It covers the ground like snow, and strangely enough it looks in June, but it does not, like snow, melt, even under the warm summer sunshine. It must be swept from garden and walks, and carted away. A heavy rain clears the air and subdues it for a time, but the sun soon dries the bunches still on the trees, and the cotton storm is again in full blast. This annoyance lasts through June and a part of July, fully six weeks, and then the stems themselves drop to, the ground, still holding enough cotton to keep up the storm for days. After this, the first rainfall ends the trouble for that season.
In the midst of the cottonwoods, in beautiful Camp Harding, I spent the June that followed the journey described in the last chapter,—
"Dreaming sweet, idle dreams of having strayed
To Arcady with all its golden lore."
The birds, of course, were my first concern. Ask of almost any resident not an ornithologist if there are birds in Colorado, and he will shake his head.
"Not many, I think," he will probably say. "Camp birds and magpies. Oh yes, and larks. I think that's about all."
This opinion, oft repeated, did not settle the matter in my mind, for I long ago discovered that none are so ignorant of the birds and flowers of a neighborhood as most of the people who live among them. I sought out my post, and I looked for myself.
There are birds in the State, plenty of them, but they are not on exhibition like the mountains and their wonders. No driver knows the way to their haunts, and no guide-book points them out. Even a bird student may travel a day's journey, and not encounter so many as one shall see in a small orchard in New England. He may rise with the dawn, and hear nothing like the glorious morning chorus that stirs one in the Atlantic States. He may search the trees and shrubberies for long June days, and not find so many nests as will cluster about one cottage at home.

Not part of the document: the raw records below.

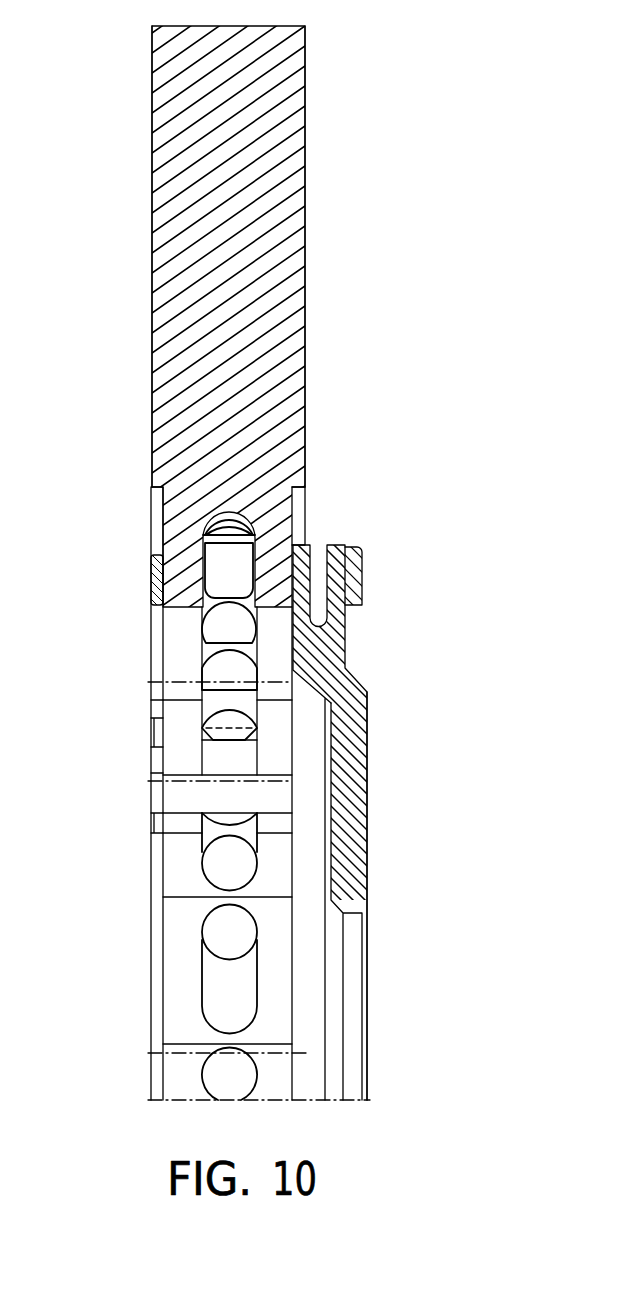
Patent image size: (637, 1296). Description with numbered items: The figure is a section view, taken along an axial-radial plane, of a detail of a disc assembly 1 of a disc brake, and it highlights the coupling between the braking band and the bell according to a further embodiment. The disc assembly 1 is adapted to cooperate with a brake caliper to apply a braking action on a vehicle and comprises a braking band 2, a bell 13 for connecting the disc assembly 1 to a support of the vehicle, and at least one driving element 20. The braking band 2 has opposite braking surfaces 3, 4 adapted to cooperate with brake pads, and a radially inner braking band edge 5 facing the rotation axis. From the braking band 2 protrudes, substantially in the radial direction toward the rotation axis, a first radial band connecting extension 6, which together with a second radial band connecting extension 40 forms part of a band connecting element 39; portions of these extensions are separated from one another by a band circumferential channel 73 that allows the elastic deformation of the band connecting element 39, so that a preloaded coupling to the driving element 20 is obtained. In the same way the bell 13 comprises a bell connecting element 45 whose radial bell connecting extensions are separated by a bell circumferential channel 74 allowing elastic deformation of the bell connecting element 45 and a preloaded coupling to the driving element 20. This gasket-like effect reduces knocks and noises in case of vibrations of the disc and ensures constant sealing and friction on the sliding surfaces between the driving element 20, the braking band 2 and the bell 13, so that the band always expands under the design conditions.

The disc assembly of disc brake 1 is at (424, 246).
The braking band 2 is at (247, 287).
The opposite braking surface 3 is at (305, 180).
The opposite braking surface 4 is at (152, 170).
The radially inner braking band edge 5 is at (155, 485).
The first radial band connecting extension 6 is at (268, 513).
The bell 13 is at (337, 762).
The driving element 20 is at (370, 597).
The band connecting element 39 is at (248, 507).
The second radial band connecting extension 40 is at (155, 573).
The bell connecting element 45 is at (343, 541).
The band circumferential channel 73 is at (218, 570).
The bell circumferential channel 74 is at (316, 549).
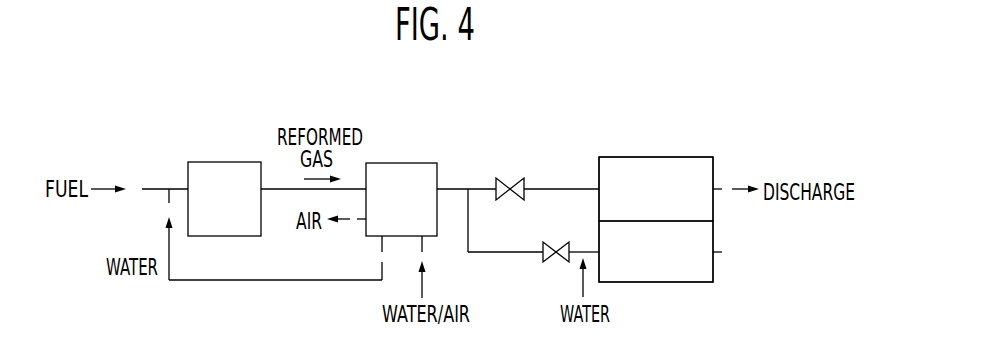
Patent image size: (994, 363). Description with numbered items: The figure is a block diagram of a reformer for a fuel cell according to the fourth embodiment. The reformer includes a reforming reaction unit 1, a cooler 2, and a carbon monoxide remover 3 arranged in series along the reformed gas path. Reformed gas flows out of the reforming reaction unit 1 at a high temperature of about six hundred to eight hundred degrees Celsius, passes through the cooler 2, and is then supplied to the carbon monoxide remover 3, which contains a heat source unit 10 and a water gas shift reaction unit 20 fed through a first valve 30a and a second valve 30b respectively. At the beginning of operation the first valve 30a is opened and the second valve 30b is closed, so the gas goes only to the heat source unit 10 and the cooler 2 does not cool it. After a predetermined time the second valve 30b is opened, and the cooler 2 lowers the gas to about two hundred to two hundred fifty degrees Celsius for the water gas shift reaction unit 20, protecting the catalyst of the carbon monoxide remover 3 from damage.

The reforming reaction unit 1 is at (222, 162).
The cooler 2 is at (399, 163).
The carbon monoxide remover 3 is at (705, 127).
The heat source unit 10 is at (652, 157).
The water gas shift reaction unit 20 is at (652, 282).
The first valve 30a is at (523, 178).
The second valve 30b is at (546, 262).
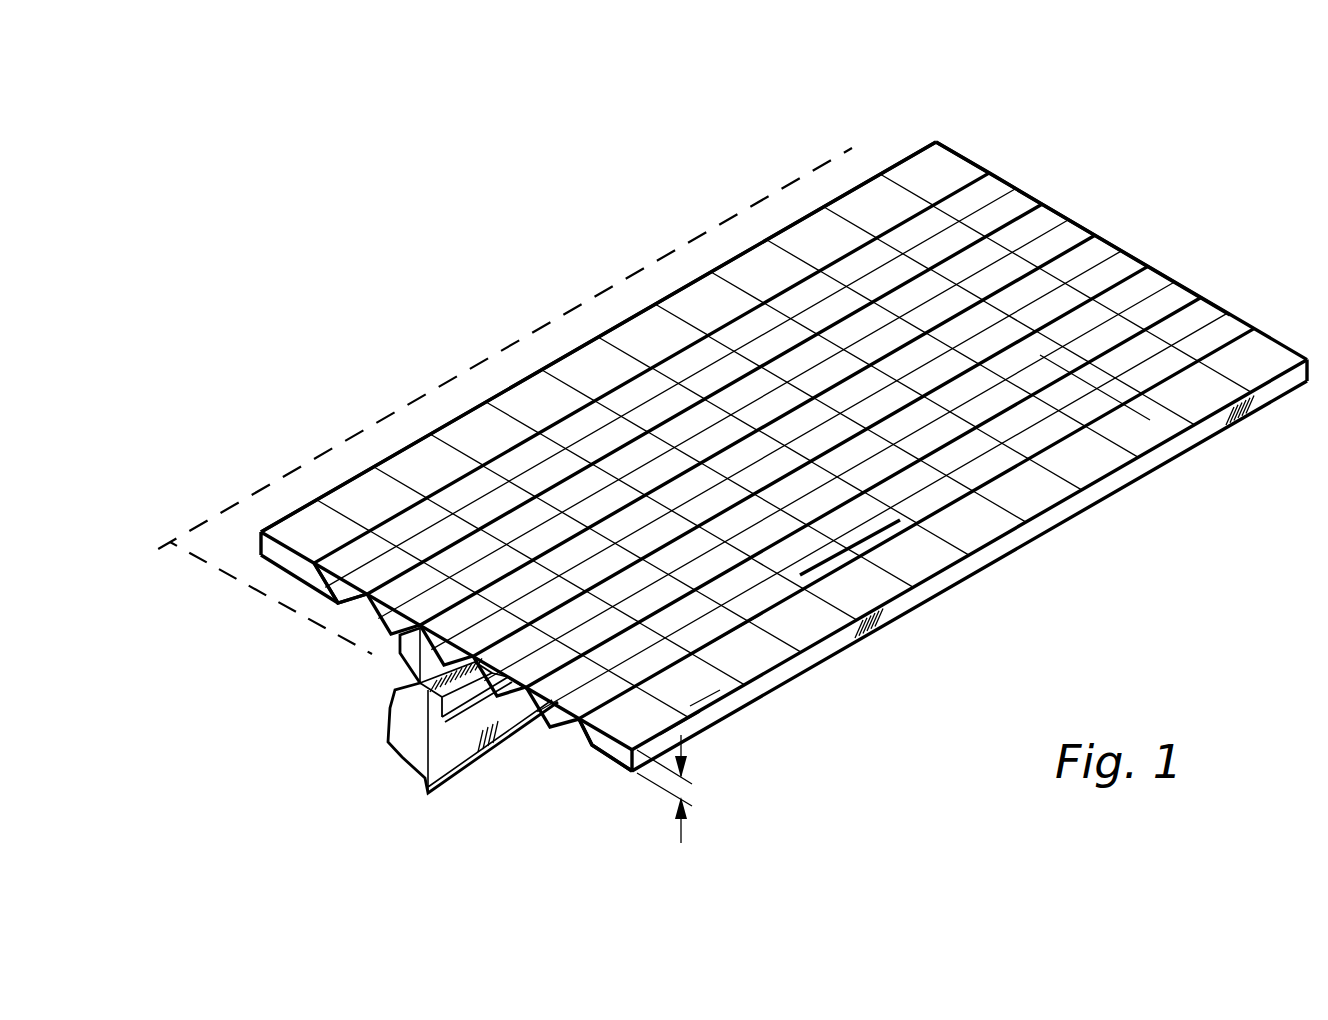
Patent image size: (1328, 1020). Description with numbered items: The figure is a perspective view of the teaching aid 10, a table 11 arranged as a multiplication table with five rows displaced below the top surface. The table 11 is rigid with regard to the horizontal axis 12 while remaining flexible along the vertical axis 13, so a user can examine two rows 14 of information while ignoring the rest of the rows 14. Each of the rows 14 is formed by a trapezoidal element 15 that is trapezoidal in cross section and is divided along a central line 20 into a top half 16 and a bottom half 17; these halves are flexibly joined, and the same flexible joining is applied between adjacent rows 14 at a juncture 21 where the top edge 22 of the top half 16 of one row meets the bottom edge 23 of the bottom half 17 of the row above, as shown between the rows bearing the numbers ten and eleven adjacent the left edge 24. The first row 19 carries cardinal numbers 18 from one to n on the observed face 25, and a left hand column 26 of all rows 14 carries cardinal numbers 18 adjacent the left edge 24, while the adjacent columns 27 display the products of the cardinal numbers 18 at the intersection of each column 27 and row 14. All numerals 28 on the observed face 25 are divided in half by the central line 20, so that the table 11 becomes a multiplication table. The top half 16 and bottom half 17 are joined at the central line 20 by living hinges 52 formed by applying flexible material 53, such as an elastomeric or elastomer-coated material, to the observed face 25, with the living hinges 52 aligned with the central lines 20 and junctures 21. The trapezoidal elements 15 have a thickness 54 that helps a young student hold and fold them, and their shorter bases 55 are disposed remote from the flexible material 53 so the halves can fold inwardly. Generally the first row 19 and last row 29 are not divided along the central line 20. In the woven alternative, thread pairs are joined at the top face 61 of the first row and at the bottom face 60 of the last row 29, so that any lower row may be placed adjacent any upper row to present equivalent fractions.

The teaching aid 10 is at (1232, 146).
The table 11 is at (300, 653).
The horizontal axis 12 is at (640, 272).
The vertical axis 13 is at (167, 537).
The rows 14 is at (1120, 256).
The trapezoidal elements 15 is at (374, 652).
The top half 16 is at (993, 174).
The bottom half 17 is at (1033, 200).
The cardinal numbers 18 is at (728, 770).
The first row 19 is at (268, 580).
The central line 20 is at (1145, 346).
The juncture 21 is at (1187, 297).
The top edge 22 is at (540, 712).
The bottom edge 23 is at (590, 738).
The left edge 24 is at (498, 718).
The observed face 25 is at (855, 548).
The left hand column 26 is at (278, 348).
The adjacent columns 27 is at (325, 323).
The numerals 28 is at (1120, 487).
The last row 29 is at (598, 770).
The living hinges 52 is at (668, 643).
The flexible material 53 is at (700, 700).
The thickness 54 is at (686, 846).
The shorter bases 55 is at (340, 607).
The bottom face 60 is at (673, 726).
The top face 61 is at (398, 450).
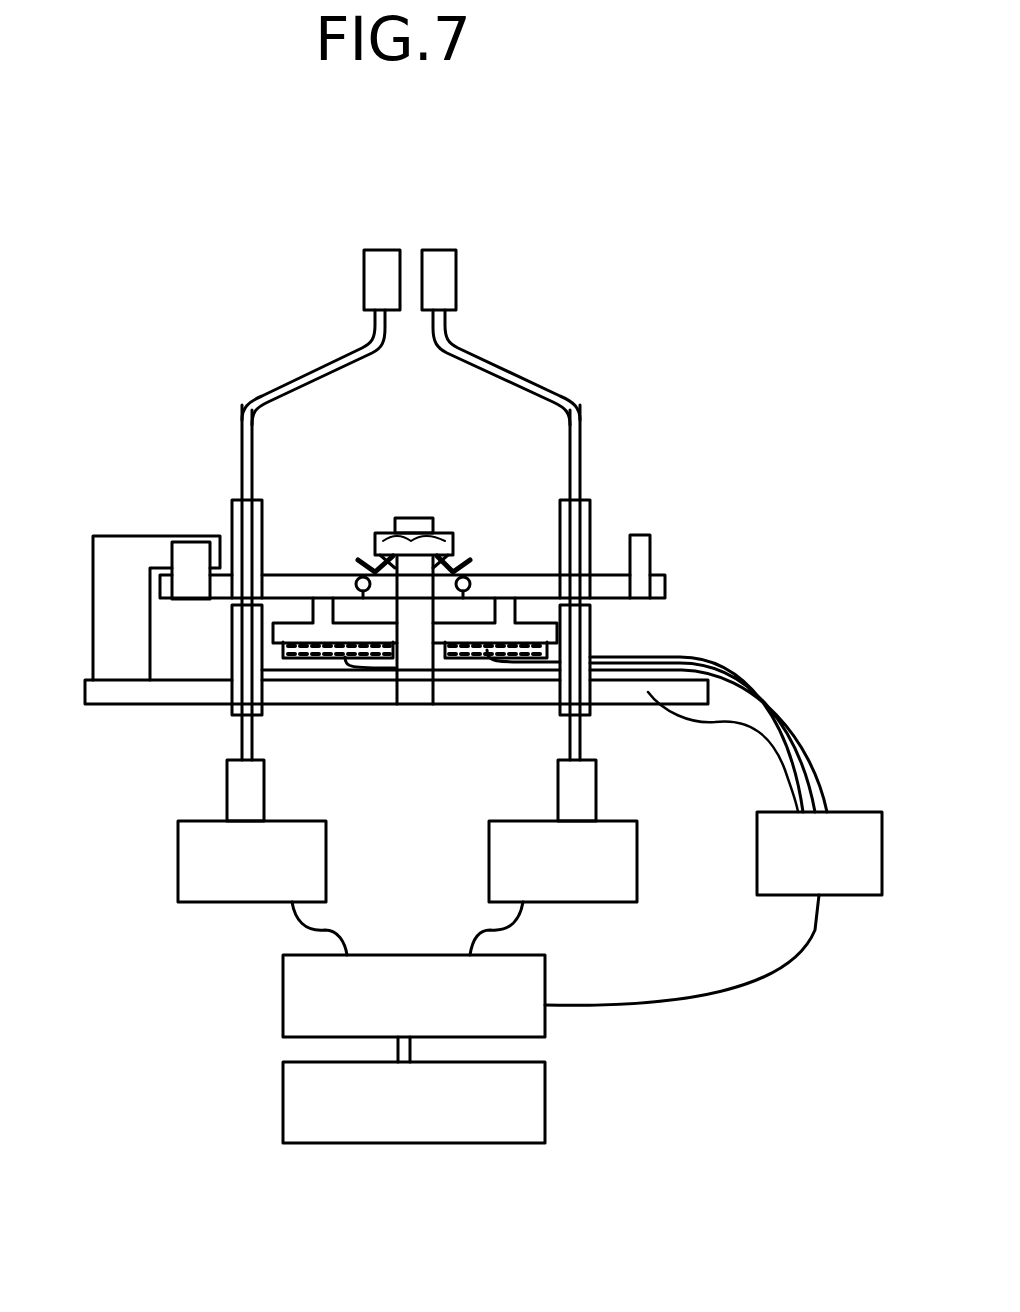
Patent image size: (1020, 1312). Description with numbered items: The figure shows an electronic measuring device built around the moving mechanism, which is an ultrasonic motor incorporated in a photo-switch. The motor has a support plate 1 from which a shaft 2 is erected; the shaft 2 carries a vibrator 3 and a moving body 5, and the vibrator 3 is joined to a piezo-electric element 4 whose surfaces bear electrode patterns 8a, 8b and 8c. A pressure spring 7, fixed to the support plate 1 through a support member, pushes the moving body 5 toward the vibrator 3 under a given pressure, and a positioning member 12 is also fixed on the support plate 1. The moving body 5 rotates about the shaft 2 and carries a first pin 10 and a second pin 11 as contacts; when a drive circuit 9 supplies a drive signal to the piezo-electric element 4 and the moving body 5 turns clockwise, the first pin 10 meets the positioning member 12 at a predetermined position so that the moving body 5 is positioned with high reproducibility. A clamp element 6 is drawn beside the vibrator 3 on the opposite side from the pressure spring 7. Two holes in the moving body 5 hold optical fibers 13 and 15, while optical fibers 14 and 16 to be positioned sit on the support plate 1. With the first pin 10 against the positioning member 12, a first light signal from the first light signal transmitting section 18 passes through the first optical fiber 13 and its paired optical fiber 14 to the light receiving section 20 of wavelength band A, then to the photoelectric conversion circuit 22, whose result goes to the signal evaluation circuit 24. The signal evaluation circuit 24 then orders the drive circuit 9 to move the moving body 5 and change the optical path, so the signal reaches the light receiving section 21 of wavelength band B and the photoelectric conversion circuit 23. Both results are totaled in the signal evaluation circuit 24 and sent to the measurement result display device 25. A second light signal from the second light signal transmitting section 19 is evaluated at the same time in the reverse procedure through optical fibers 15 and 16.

The support plate 1 is at (458, 693).
The shaft 2 is at (413, 693).
The vibrator 3 is at (487, 630).
The piezo-electric element 4 is at (328, 655).
The moving body 5 is at (270, 587).
The left clamp 6 is at (345, 562).
The pressure spring 7 is at (465, 558).
The electrode pattern 8a is at (547, 647).
The electrode pattern 8b is at (523, 657).
The electrode pattern 8c is at (293, 655).
The drive circuit 9 is at (843, 882).
The first pin 10 is at (190, 558).
The second pin 11 is at (643, 550).
The positioning member 12 is at (145, 552).
The first optical fiber 13 is at (247, 523).
The optical fiber 14 is at (230, 705).
The optical fiber 15 is at (577, 513).
The optical fiber 16 is at (585, 722).
The first light signal transmitting section 18 is at (375, 280).
The second light signal transmitting section 19 is at (445, 282).
The light receiving section of wavelength band A 20 is at (236, 797).
The light receiving section of wavelength band B 21 is at (578, 793).
The photoelectric conversion circuit of wavelength band A 22 is at (228, 892).
The photoelectric conversion circuit of wavelength band B 23 is at (583, 890).
The signal evaluation circuit 24 is at (283, 1015).
The measurement result display device 25 is at (283, 1108).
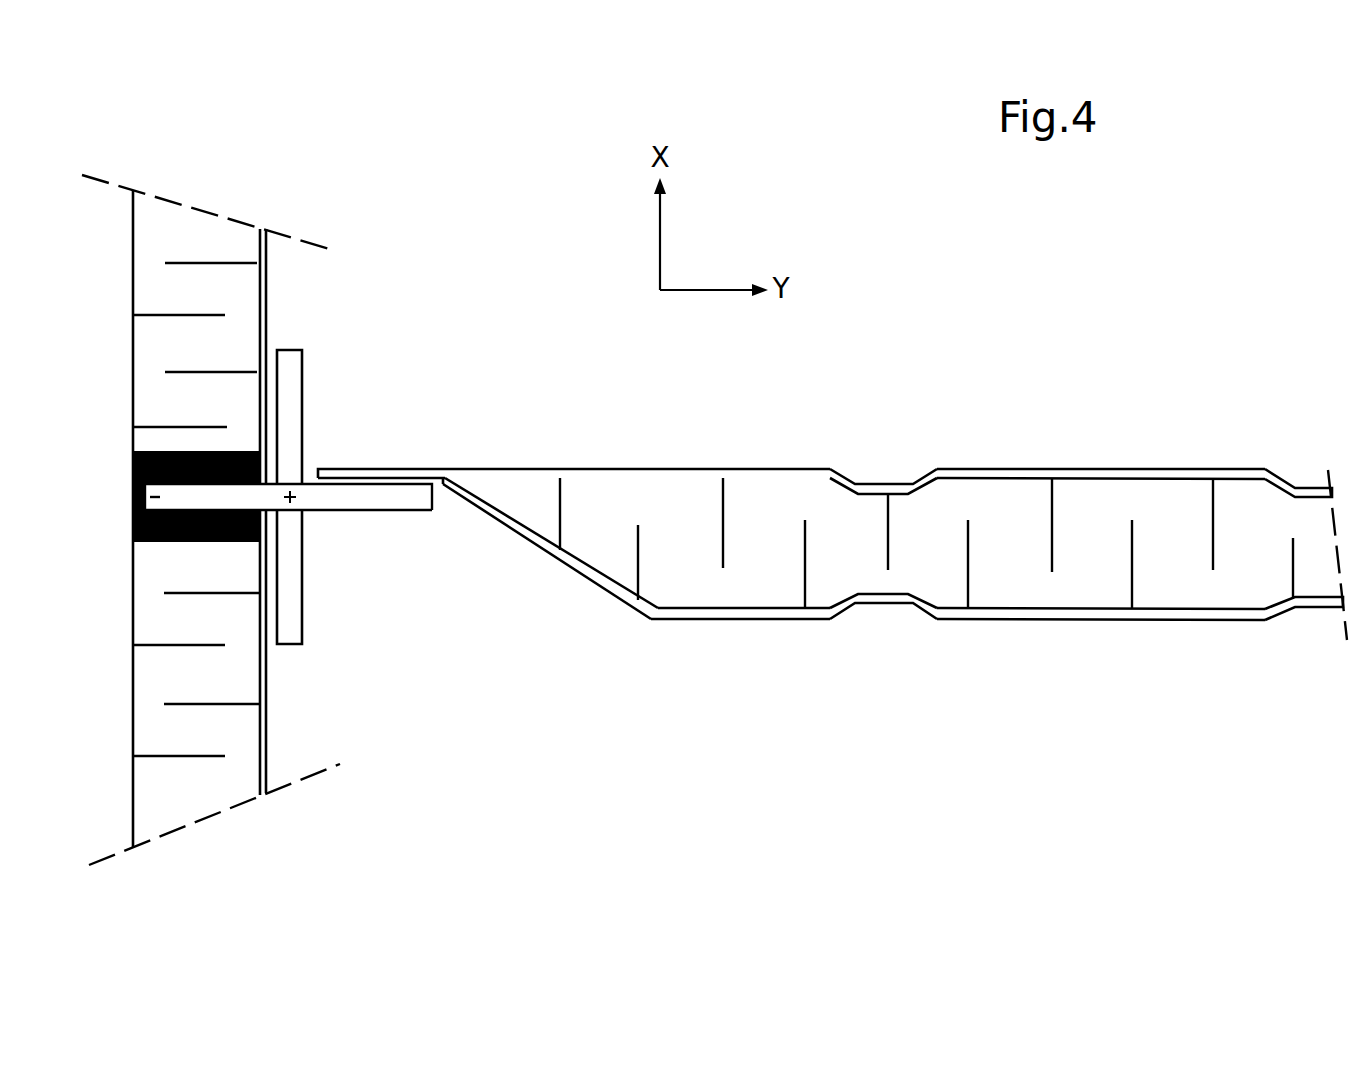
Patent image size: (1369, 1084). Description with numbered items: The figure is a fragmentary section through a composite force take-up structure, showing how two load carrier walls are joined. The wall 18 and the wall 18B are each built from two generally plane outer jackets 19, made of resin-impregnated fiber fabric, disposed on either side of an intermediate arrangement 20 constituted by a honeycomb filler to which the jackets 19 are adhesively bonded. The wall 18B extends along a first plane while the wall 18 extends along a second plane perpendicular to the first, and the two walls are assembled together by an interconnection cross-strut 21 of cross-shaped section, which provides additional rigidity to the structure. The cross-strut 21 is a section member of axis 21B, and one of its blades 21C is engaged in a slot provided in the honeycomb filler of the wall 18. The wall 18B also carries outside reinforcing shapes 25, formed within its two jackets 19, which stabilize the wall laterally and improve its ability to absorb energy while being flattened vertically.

Yet the birds are here, but they are shy, and they possess the true Colorado spirit,—they are mountain-worshipers. As the time approaches when each bird leaves society and retires for a season to the bosom of its own family, many of the feathered residents of the State bethink them of their inaccessible cañons. The saucy jay abandons the settlements where he has been so familiar as to dispute with the dogs for their food, and sets up his homestead in a tall pine-tree on a slope which to look at is to grow dizzy; the magpie, boldest of birds, steals away to some secure retreat; the meadow-lark makes her nest in the monotonous mesa, where it is as well hidden as a bobolink's nest in a New England meadow.
The difficulties in the way of studying Colorado birds are several, aside from their excessive suspicion of every human being. In the first place, observations must be made before ten o'clock, for at that hour every day a lively breeze, which often amounts to a gale, springs up, and sets the cottonwood and aspen leaves in a flutter that hides the movements of any bird. Then, all through the most interesting month of June the cottonwood-trees are shedding their cotton, and to a person on the watch for slight stirrings among the leaves the falling cotton is a constant distraction. The butterflies, too, wandering about in their aimless way, are all the time deceiving the bird student, and drawing attention from the bird he is watching.
On the other hand, one of the maddening pests of bird study at the East is here almost unknown,—the mosquito. Until the third week in June I saw but one. That one was in the habit of lying in wait for me when I went to a piece of low, swampy ground overgrown with bushes. Think of the opportunity this combination offers to the Eastern mosquito, and consider my emotions when I found but a solitary individual, and even that one disposed to coquette with me.